私の上司だった一流大卒のキャリアの警部が、新任のあいさつ代わりにということでホテルのフルコースディナーに招待してくれた。私たちは、テーブルマナーも知らなければ、ホテルのディナーなど見たこともない田舎者の30代。ガッチンガッチンに緊張した。何本も並べられたフォークとナイフ、どう使うのかも分からない。

とにかく、その警部がやるようにやれば良いとジッと注目していた。するとその警部、ボーイを呼んで「ハシを持ってきてくれ」と頼み、ハシで食べ始めた。これを見て私たちの緊張は一気に解けた。

この警部はフランス大使館勤務の経験もあり、外国の要人たちとの会食やパーティーの経験は十分にあるのだから、テーブルマナーは普通の日本人より知っている。そうして基本中の基本を知った上で、洋食をハシで食べるのだから、見ていてかっこ良い。スマートに見えるし、それに感動させられたということである。

これがテーブルマナーの基本も知らない私たちが、ハシを要求して、ハシで食べたら、みんなの笑い物になるだけのこと。場数をこなしたベテランは、料理の注文の仕方やワインの選び方などなど、雰囲気でベテランだとわかる。だから、ボーイもハシを要求されても軽蔑した様子もないし、他の客も軽蔑したまなざしで見ることもなかった。

トレードもこれと同じことであろう。トレードの基本も知らない初心者が、いろいろな手法を試そうとする。いや試すというより儲ける方法はないかとやってみるだけ。そして損をして「向いてない」だの「へこんだ」だのと泣く。
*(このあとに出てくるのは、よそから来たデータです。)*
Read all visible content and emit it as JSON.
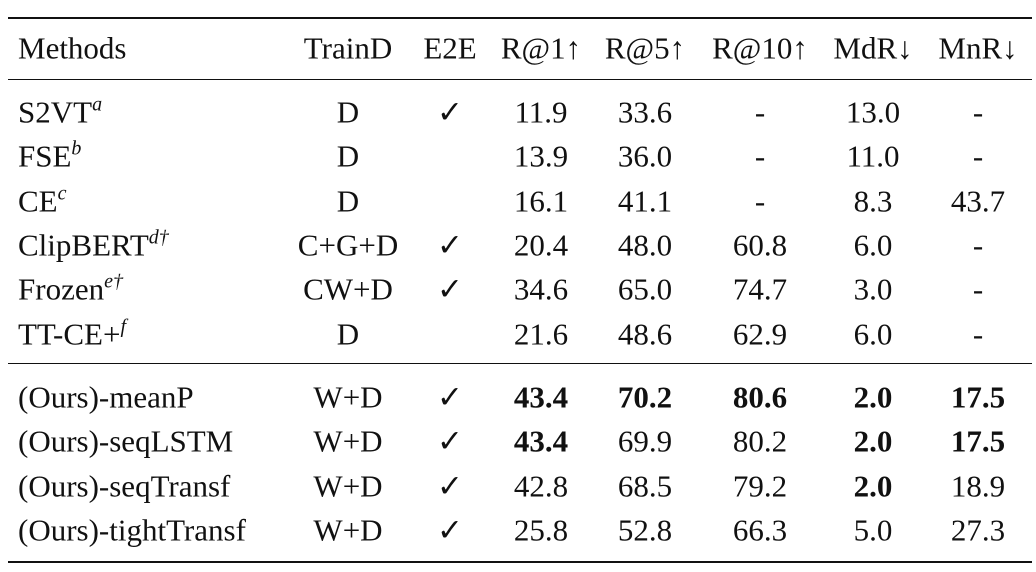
{
  "table": {
    "header": [
      "Methods",
      "TrainD",
      "E2E",
      "R@1↑",
      "R@5↑",
      "R@10↑",
      "MdR↓",
      "MnR↓"
    ],
    "groups": [
      [
        {
          "method": "S2VT",
          "sup": "a",
          "cells": [
            "D",
            "✓",
            "11.9",
            "33.6",
            "-",
            "13.0",
            "-"
          ],
          "bold": [
            false,
            false,
            false,
            false,
            false,
            false,
            false
          ]
        },
        {
          "method": "FSE",
          "sup": "b",
          "cells": [
            "D",
            null,
            "13.9",
            "36.0",
            "-",
            "11.0",
            "-"
          ],
          "bold": [
            false,
            false,
            false,
            false,
            false,
            false,
            false
          ]
        },
        {
          "method": "CE",
          "sup": "c",
          "cells": [
            "D",
            null,
            "16.1",
            "41.1",
            "-",
            "8.3",
            "43.7"
          ],
          "bold": [
            false,
            false,
            false,
            false,
            false,
            false,
            false
          ]
        },
        {
          "method": "ClipBERT",
          "sup": "d†",
          "cells": [
            "C+G+D",
            "✓",
            "20.4",
            "48.0",
            "60.8",
            "6.0",
            "-"
          ],
          "bold": [
            false,
            false,
            false,
            false,
            false,
            false,
            false
          ]
        },
        {
          "method": "Frozen",
          "sup": "e†",
          "cells": [
            "CW+D",
            "✓",
            "34.6",
            "65.0",
            "74.7",
            "3.0",
            "-"
          ],
          "bold": [
            false,
            false,
            false,
            false,
            false,
            false,
            false
          ]
        },
        {
          "method": "TT-CE+",
          "sup": "f",
          "cells": [
            "D",
            null,
            "21.6",
            "48.6",
            "62.9",
            "6.0",
            "-"
          ],
          "bold": [
            false,
            false,
            false,
            false,
            false,
            false,
            false
          ]
        }
      ],
      [
        {
          "method": "(Ours)-meanP",
          "sup": null,
          "cells": [
            "W+D",
            "✓",
            "43.4",
            "70.2",
            "80.6",
            "2.0",
            "17.5"
          ],
          "bold": [
            false,
            false,
            true,
            true,
            true,
            true,
            true
          ]
        },
        {
          "method": "(Ours)-seqLSTM",
          "sup": null,
          "cells": [
            "W+D",
            "✓",
            "43.4",
            "69.9",
            "80.2",
            "2.0",
            "17.5"
          ],
          "bold": [
            false,
            false,
            true,
            false,
            false,
            true,
            true
          ]
        },
        {
          "method": "(Ours)-seqTransf",
          "sup": null,
          "cells": [
            "W+D",
            "✓",
            "42.8",
            "68.5",
            "79.2",
            "2.0",
            "18.9"
          ],
          "bold": [
            false,
            false,
            false,
            false,
            false,
            true,
            false
          ]
        },
        {
          "method": "(Ours)-tightTransf",
          "sup": null,
          "cells": [
            "W+D",
            "✓",
            "25.8",
            "52.8",
            "66.3",
            "5.0",
            "27.3"
          ],
          "bold": [
            false,
            false,
            false,
            false,
            false,
            false,
            false
          ]
        }
      ]
    ]
  }
}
ここが問題。

基本中の基本も知らないで向いているか向いていないか分かるのか?めちゃくちゃなトレードをして失敗して、へこむとか、へこまないとか、めちゃくちゃをやればめちゃくちゃな結果にしかならないだろうが、と思うわけです。

自分が初心者だと自覚しているなら、まず「儲けることより、基本を覚えること」が重要なことで、基本も覚えようとせずに、向いているか向いていないかは分かるはずもないし、基本も知らないやつが損してへこむなど10年早いと私は思うわけです。
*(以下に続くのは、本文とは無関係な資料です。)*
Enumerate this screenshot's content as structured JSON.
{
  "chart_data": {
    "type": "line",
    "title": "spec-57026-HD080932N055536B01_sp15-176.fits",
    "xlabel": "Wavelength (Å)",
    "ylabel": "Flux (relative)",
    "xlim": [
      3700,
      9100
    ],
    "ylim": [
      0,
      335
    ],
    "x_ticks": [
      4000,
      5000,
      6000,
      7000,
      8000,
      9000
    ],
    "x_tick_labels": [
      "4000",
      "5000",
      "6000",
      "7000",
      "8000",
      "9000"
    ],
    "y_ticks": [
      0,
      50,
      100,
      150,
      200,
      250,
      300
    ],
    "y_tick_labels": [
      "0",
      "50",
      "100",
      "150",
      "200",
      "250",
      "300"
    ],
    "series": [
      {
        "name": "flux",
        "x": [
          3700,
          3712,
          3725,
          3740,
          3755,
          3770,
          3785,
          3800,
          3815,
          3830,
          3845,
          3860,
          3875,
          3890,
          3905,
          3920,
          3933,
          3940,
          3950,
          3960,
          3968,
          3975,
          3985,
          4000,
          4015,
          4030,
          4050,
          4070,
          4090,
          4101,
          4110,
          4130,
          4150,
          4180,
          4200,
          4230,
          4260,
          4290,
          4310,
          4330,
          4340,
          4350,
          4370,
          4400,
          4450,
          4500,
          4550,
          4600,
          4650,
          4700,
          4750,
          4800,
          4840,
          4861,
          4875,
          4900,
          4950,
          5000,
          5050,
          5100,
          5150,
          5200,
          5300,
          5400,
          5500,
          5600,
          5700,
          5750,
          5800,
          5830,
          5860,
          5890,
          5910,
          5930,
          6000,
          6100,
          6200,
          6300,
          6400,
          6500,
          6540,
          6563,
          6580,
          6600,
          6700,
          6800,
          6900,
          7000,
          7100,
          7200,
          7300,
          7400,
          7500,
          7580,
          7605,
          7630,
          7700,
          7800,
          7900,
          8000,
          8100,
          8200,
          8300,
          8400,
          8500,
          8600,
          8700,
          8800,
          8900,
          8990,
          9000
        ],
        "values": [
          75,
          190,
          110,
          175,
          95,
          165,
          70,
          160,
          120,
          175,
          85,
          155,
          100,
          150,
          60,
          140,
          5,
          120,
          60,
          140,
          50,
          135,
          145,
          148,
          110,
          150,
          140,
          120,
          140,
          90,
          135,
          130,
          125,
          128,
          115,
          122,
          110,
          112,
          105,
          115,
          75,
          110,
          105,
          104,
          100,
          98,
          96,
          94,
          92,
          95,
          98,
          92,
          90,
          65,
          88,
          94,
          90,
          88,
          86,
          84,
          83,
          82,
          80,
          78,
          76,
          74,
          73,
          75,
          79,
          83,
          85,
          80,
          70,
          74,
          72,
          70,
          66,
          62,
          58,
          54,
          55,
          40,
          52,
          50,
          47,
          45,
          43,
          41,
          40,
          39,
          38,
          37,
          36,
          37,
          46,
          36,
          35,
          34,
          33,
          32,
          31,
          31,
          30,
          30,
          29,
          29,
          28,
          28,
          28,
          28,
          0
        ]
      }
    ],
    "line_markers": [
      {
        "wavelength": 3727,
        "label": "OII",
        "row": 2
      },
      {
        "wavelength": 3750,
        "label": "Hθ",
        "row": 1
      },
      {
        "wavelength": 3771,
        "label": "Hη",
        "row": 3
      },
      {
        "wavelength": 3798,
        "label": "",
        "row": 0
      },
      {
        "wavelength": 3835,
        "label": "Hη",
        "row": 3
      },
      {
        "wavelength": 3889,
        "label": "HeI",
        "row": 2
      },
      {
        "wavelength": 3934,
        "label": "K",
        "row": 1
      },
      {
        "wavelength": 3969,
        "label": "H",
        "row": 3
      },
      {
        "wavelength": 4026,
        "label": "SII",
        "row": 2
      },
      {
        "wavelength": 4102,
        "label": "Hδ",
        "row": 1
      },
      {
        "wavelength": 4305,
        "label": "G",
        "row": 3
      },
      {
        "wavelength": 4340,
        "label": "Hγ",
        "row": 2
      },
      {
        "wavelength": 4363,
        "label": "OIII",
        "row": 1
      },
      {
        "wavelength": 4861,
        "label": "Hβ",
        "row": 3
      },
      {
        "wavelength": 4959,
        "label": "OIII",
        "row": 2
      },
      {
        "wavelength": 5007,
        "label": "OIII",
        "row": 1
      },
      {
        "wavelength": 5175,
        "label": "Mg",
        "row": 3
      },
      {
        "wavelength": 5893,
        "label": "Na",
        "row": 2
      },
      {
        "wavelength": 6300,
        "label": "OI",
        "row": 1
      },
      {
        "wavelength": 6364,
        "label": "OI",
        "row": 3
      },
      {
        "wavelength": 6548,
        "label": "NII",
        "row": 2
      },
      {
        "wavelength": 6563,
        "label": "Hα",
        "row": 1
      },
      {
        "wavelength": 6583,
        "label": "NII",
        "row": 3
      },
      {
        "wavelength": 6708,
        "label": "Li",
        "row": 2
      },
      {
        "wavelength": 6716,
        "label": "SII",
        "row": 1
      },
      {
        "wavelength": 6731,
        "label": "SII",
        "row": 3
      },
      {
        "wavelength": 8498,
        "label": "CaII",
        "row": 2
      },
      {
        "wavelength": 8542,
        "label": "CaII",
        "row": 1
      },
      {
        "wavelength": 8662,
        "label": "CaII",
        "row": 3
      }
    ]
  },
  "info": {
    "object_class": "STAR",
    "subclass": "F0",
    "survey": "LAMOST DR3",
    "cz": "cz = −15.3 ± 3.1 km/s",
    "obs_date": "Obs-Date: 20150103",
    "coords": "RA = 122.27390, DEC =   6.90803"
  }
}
初心者が「向いてない」だの「へこんだ」だのと泣きごとを言うのは、野球選手に例えれば、素振りもしないやつがレギュラーになれなかったとへこんだとか、直球も打てないヤツが変化球を打てなかったから向いていないと思った・・というようなものではないか。

初心者であるならば「陽線を買って、陰線を売る」、ただこれだけの基本を体にしみこむまでやってみる。この基本が身に沁み込んでから、次の段階へと進んでいく。段階を踏まずに、一足飛びでベテランと同じように儲けることだけを考えて・・・・・常識的に考えて、そんなことが可能だと思うのか??

ここのところをよく考えてみて欲しいものです。

ハッキリ言って、みんなが資金を減らして退場してしまっても私には関係ないし、みんなが儲けられるようになっても私には何の関係もない。やるかやらないかはあなた次第です。私にとっては、しょせん他人事ですから。